When Sen. Ed Muskie of Maine, the Democratic front-runner, folded under the unprecedented "dirty-tricks" campaign of Republican Richard Nixon, McGovern was able to win the nomination. Because the Nixon campaign committed criminal acts, the presidential campaign of 1972 became perhaps the most corrupt in the nation's history.
Nixon's determination was to publicly ignore McGovern altogether, implying that his opponent was unworthy and in campaign speeches he never used McGovern's name. The Nixon tapes have since proved that Nixon worried a great deal about McGovern and spoke about him a great deal in private meetings. Nevertheless, Nixon defeated McGovern in a monumental landslide.
If Westwood was after name recognition in the 1970s, she hitched herself to the wrong horse. But McGovern liked her so well that he made her chairwoman of the National Democratic Party, where her influence was considerable and her success perfectly coincided with the popularity of the national women's movement.
The massive corruption called Watergate would quickly follow, dooming Nixon's presidency.
That's why her autobiography, "Madame Chair," completed late in life, is so interesting and useful to students of politics and feminism.

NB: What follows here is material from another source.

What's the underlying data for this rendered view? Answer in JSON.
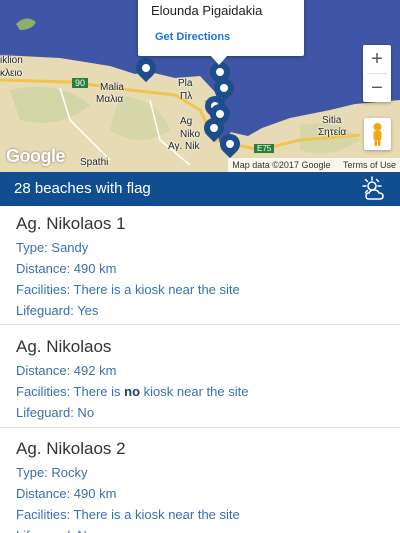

In fact, Floyd O'Neil and Gregory Thompson, both University of Utah history professors, conducted 40 hours of interviews with Westwood, which they consider "one of the most remarkable" of more than a thousand oral histories on which they collaborated.
Westwood's accomplishments are all the more remarkable considering she suffered a variety of serious health problems, including strokes and depression, over her entire life.
She writes about her unusual life in a candid, colorful way, providing an unusual perspective on a strange political chapter in American history.And for Utahns, most of whom were unsympathetic with the Democratic nominee, Westwood's account presents a portrait of McGovern as a man of sincerity, generosity and ability.